Arizona Opinion 91-03: A lawyer may represent on a limited basis with the client’s consent, so long as representation is not so limited in scope as to violate the Rules of Professional Conduct and so long as the lawyer does not advise the client to do things that the lawyer would be prohibited from doing personally.
Colorado Bar Association Ethics Committee Formal Opinion No. 101: A lawyer may limit representation provided she makes a sufficient inquiry into and analysis of the factual and legal elements of the problem to provide competent representation.
Committee on Professional Ethics Informal Opinion 90-18: A Pro Se Divorce Class is acceptable to offer clients, so long as the client is fully and competently advised of the perils accompanying the pro se procedure.
Formal Opinion No. 1987-2: A lawyer cannot draft pleadings and other documents unless the client commits himself beforehand to disclose such assistance to both the court and the opposing party.
Iowa Board Opinion 94-35: It is improper for an Iowa lawyer to prepare pleadings for use in pro se proceedings in any state court in which the lawyer is not licensed to practice.
Los Angeles County Bar Association Professional Responsibility and Ethics Committee: A lawyer may limit representation, but in order to specially appear on behalf of the client before the court for a limited purpose, the lawyer should comply with all applicable court rules and procedures.

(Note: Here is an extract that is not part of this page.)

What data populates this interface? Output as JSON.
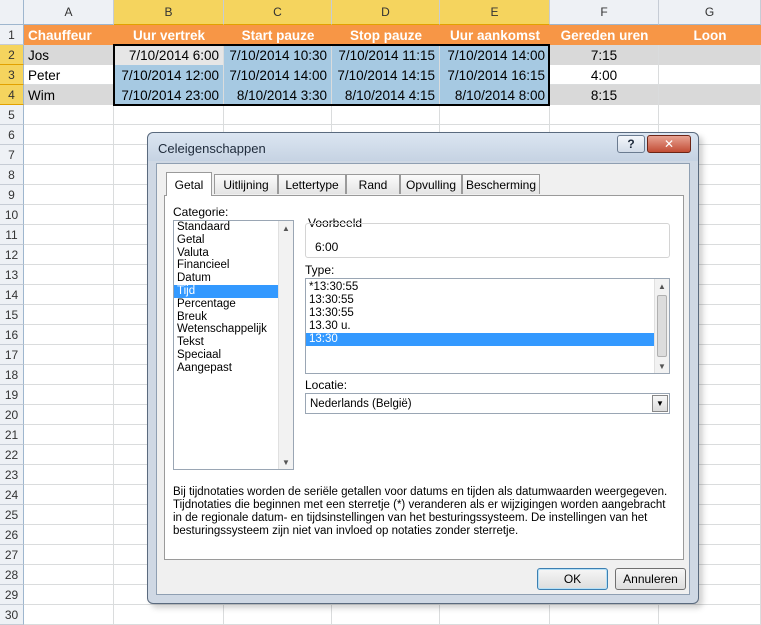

Massachusetts Bar Association Committee on Professional Ethics Opinion 82-8: A client using a lawyer should not communicate with the opposing party in negotiation without the consent of the opposing party’s counsel.
Massachusetts Bar Association Committee on Professional Ethics 1997-T67: Ghostwriting may be improper, and even with a disclaimer liability must extend to all services actually rendered by lawyer.
New York Opinion 613: A lawyer may prepare pleadings for a pro se litigant without entering an appearance as attorney of record.
Professional Ethics Commission of the Board of Overseers of the Bar Opinion No. 89: A lawyer may limit representation of a client and prepare complaints without signing the complaint or otherwise entering an appearance in court.
State Bar of California Standing Committee on Professional Responsibility and Conduct Interim Opinion No. 95-0015: Dispensing legal advice over the telephone can subject the lawyer to unintended client relationships as well as unanticipated ethical duties.
State Bar of California Standing Committee on Professional Responsibility and Conduct Formal Opinion No. 1996-145: If a lawyer does not have reason to know whether a party is represented, she is not required to inquire if the party is represented. However, it may be prudent to inquire when it is not clear whether the party is represented.
State Bar of New Mexico Advisory Opinions Committee Advisory Opinion 1987-6: Whether or not lawyers participating in a pro se clinic establish a lawyer-client relationship is a matter of law rather than a question of professional responsibility, so the Committee refuses to offer an opinion. However, there is no ethical objection to a proposed pro se clinic.